Prion - Potential Treatments and Diagnosis

Potential Treatments and Diagnosis

Advancements in computer modeling have allowed for scientists to identify compounds which can serve as a treatment for prion-caused diseases, such as one compound found to bind a cavity in the PrPC and stabilize the conformation, reducing the amount of harmful PrPSc.

Recently, antiprion antibodies capable of crossing the blood-brain-barrier and targeting cytosolic prion protein (an otherwise major obstacle in prion therapeutics) have been described.

In the last decade, some progress has been reported dealing with ultra-high-pressure inactivation of prion infectivity in processed meat.

In 2011 it was discovered that prions could be degraded by lichens.

There continues to be a very practical problem with diagnosis of prion diseases, including BSE and CJD. They have an incubation period of months to decades during which there are no symptoms, even though the pathway of converting the normal brain PrP protein into the toxic, disease-related PrP Sc form has started. At present, there is virtually no way to detect PrPSc reliably except by examining the brain using neuropathological and immunohistochemical methods after death. Accumulation of the abnormally folded PrPSc form of the PrP protein is a characteristic of the disease, but it is present at very low levels in easily accessible body fluids like blood or urine. Researchers have tried to develop methods to measure PrPSc, but there are still no fully accepted methods for use in materials such as blood.

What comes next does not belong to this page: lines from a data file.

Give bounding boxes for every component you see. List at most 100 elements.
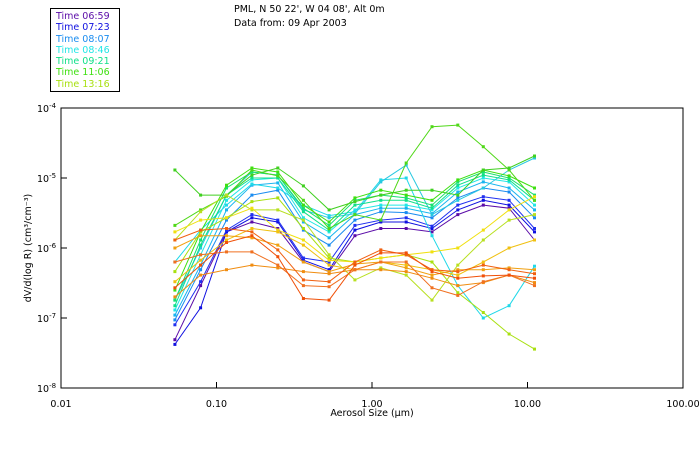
data-point: [456, 198, 460, 202]
series-2: [173, 198, 536, 346]
data-point: [173, 304, 177, 308]
data-point: [199, 218, 203, 222]
series-line: [174, 199, 535, 345]
data-point: [379, 193, 383, 197]
data-point: [173, 313, 177, 317]
data-point: [430, 270, 434, 274]
series-layer: [173, 123, 536, 351]
data-point: [456, 193, 460, 197]
data-point: [250, 168, 254, 172]
data-point: [301, 243, 305, 247]
data-point: [456, 208, 460, 212]
data-point: [507, 246, 511, 250]
data-point: [327, 243, 331, 247]
data-point: [533, 213, 536, 217]
data-point: [507, 174, 511, 178]
data-point: [353, 260, 357, 264]
data-point: [353, 210, 357, 214]
data-point: [533, 284, 536, 288]
data-point: [327, 263, 331, 267]
data-point: [250, 230, 254, 234]
data-point: [276, 181, 280, 185]
data-point: [327, 208, 331, 212]
data-point: [301, 238, 305, 242]
data-point: [533, 195, 536, 199]
data-point: [430, 208, 434, 212]
data-point: [276, 218, 280, 222]
data-point: [507, 180, 511, 184]
data-point: [173, 308, 177, 312]
series-line: [174, 174, 535, 306]
data-point: [507, 186, 511, 190]
data-point: [404, 270, 408, 274]
data-point: [276, 255, 280, 259]
data-point: [507, 304, 511, 308]
data-point: [173, 223, 177, 227]
data-point: [353, 218, 357, 222]
chart-header: PML, N 50 22', W 04 08', Alt 0m Data fro…: [234, 3, 385, 31]
data-point: [199, 280, 203, 284]
y-tick-label: 10-5: [37, 172, 56, 185]
data-point: [404, 260, 408, 264]
data-point: [225, 241, 228, 244]
data-point: [456, 190, 460, 194]
x-tick-label: 10.00: [514, 399, 541, 410]
data-point: [456, 293, 460, 297]
data-point: [301, 256, 305, 260]
location-line: PML, N 50 22', W 04 08', Alt 0m: [234, 4, 385, 15]
data-point: [456, 270, 460, 274]
data-point: [533, 238, 536, 242]
data-point: [301, 208, 305, 212]
data-point: [173, 338, 177, 342]
data-point: [301, 284, 305, 288]
data-point: [173, 342, 177, 346]
data-point: [199, 228, 203, 232]
data-point: [353, 196, 357, 200]
data-point: [276, 266, 280, 270]
data-point: [379, 256, 383, 260]
y-tick-exponent: -4: [49, 102, 57, 110]
data-point: [225, 250, 228, 254]
data-point: [327, 268, 331, 272]
data-point: [507, 203, 511, 207]
data-point: [379, 227, 383, 230]
legend-entry: Time 07:23: [56, 22, 110, 34]
data-point: [301, 210, 305, 214]
data-point: [353, 203, 357, 207]
data-point: [379, 180, 383, 184]
data-point: [301, 206, 305, 210]
data-point: [301, 184, 305, 188]
data-point: [404, 211, 408, 215]
data-point: [250, 173, 254, 177]
data-point: [353, 234, 357, 238]
data-point: [379, 188, 383, 192]
data-point: [199, 273, 203, 277]
data-point: [173, 298, 177, 302]
data-point: [507, 218, 511, 222]
data-point: [301, 227, 305, 230]
data-point: [507, 266, 511, 270]
y-axis-title: dV/d(log R) (cm³/cm⁻³): [23, 194, 34, 303]
data-point: [173, 318, 177, 322]
legend: Time 06:59 Time 07:23 Time 08:07 Time 08…: [50, 8, 120, 92]
data-point: [173, 270, 177, 274]
data-point: [327, 227, 331, 230]
data-point: [353, 263, 357, 267]
data-point: [301, 220, 305, 224]
plot-frame: [60, 107, 684, 389]
data-point: [199, 234, 203, 238]
data-point: [456, 263, 460, 267]
data-point: [456, 273, 460, 277]
data-point: [327, 214, 331, 218]
series-line: [174, 235, 535, 301]
data-point: [301, 270, 305, 274]
data-point: [430, 203, 434, 207]
data-point: [430, 125, 434, 129]
data-point: [533, 186, 536, 190]
data-point: [250, 250, 254, 254]
series-22: [173, 234, 536, 302]
data-point: [404, 266, 408, 270]
data-point: [173, 323, 177, 327]
y-tick-exponent: -8: [49, 382, 56, 390]
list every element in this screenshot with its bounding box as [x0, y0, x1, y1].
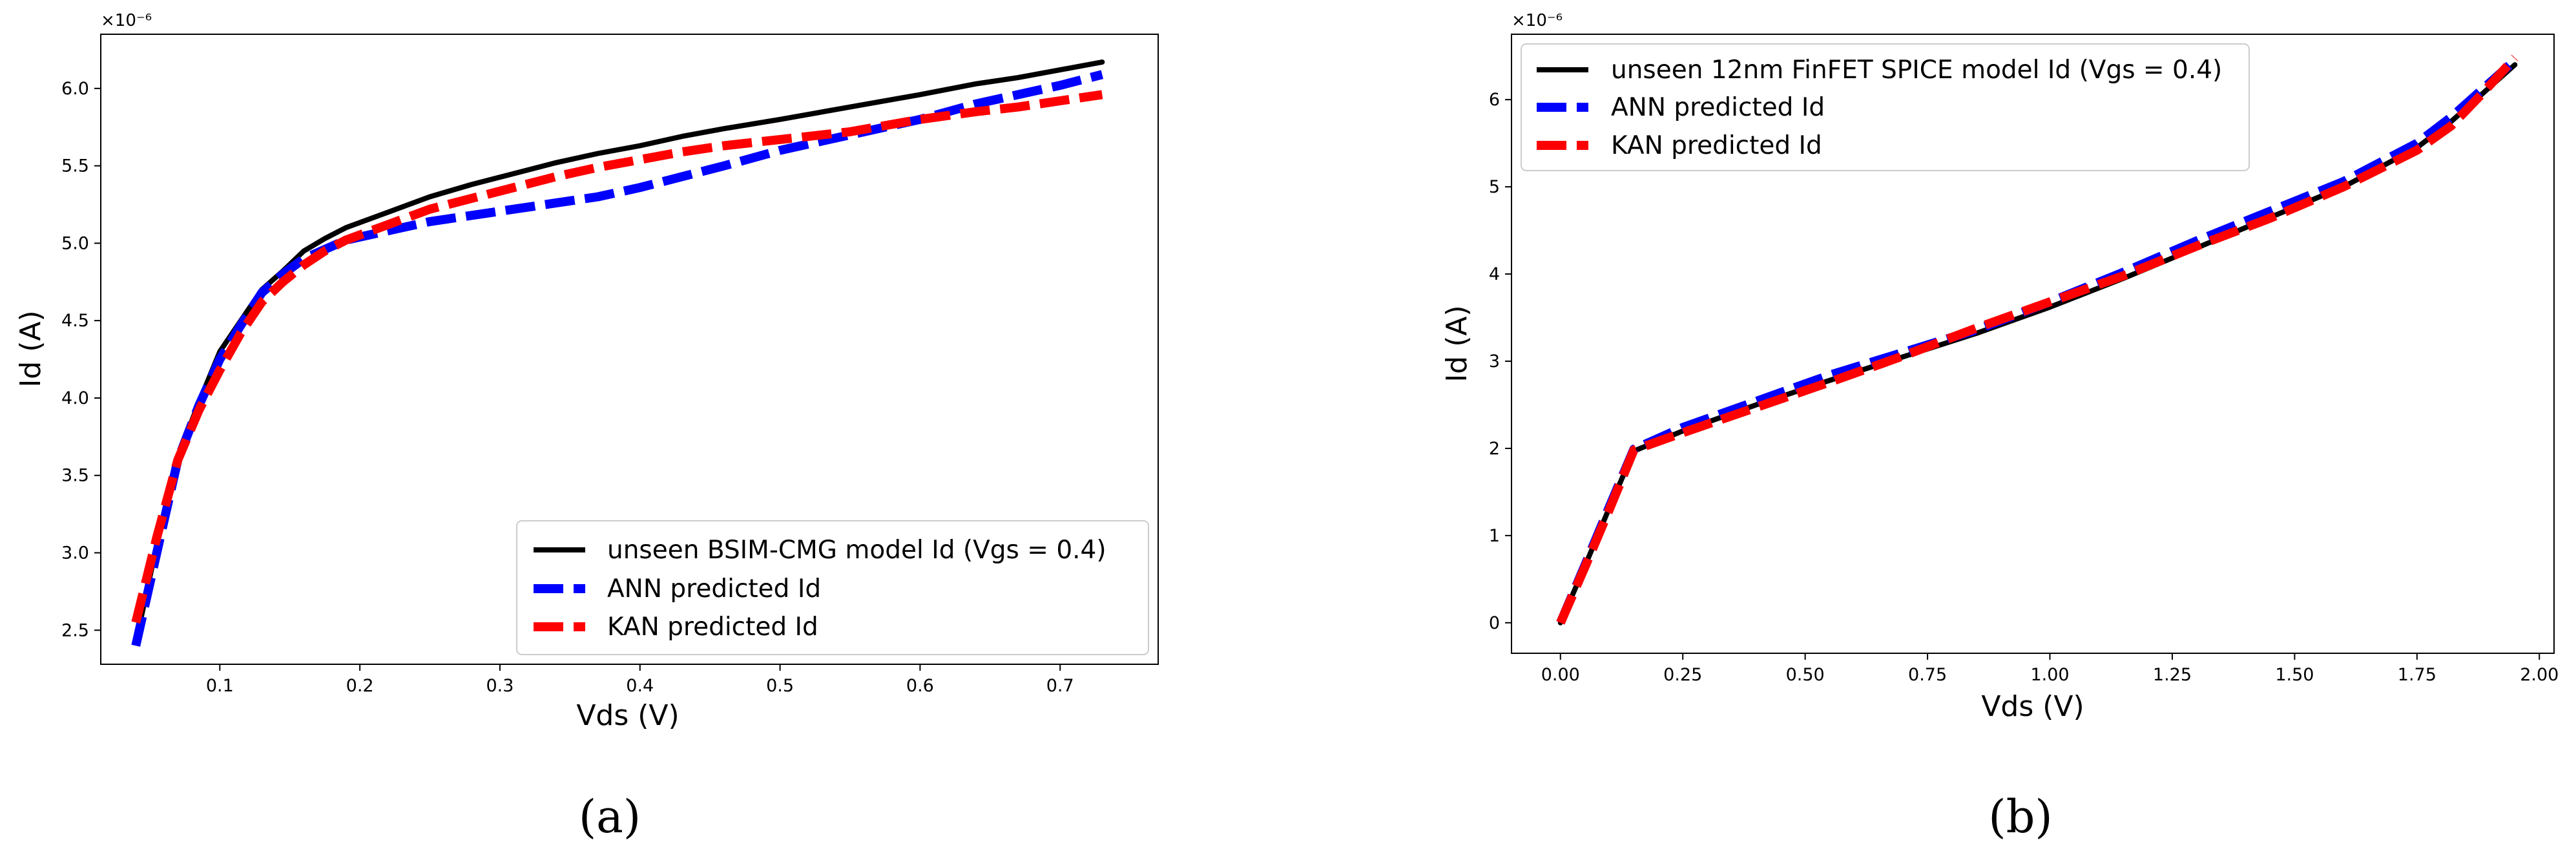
- x-tick-label: 0.5: [766, 676, 794, 696]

In 2010, a team from New York described detection of PrPSc even when initially present at only one part in a hundred thousand million (10−11) in brain tissue. The method combines amplification with a novel technology called Surround Optical Fiber Immunoassay (SOFIA) and some specific antibodies against PrPSc. After amplifying and then concentrating any PrPSc, the samples are labelled with a fluorescent dye using an antibody for specificity and then finally loaded into a micro-capillary tube. This tube is placed in a specially constructed apparatus so that it is totally surrounded by optical fibres to capture all light emitted once the dye is excited using a laser. The technique allowed detection of PrPSc after many fewer cycles of conversion than others have achieved, substantially reducing the possibility of artefacts, as well as speeding up the assay. The researchers also tested their method on blood samples from apparently healthy sheep that went on to develop scrapie. The animals’ brains were analysed once any symptoms became apparent. The researchers could therefore compare results from brain tissue and blood taken once the animals exhibited symptoms of the diseases, with blood obtained earlier in the animals’ lives, and from uninfected animals. The results showed very clearly that PrPSc could be detected in the blood of animals long before the symptoms appeared.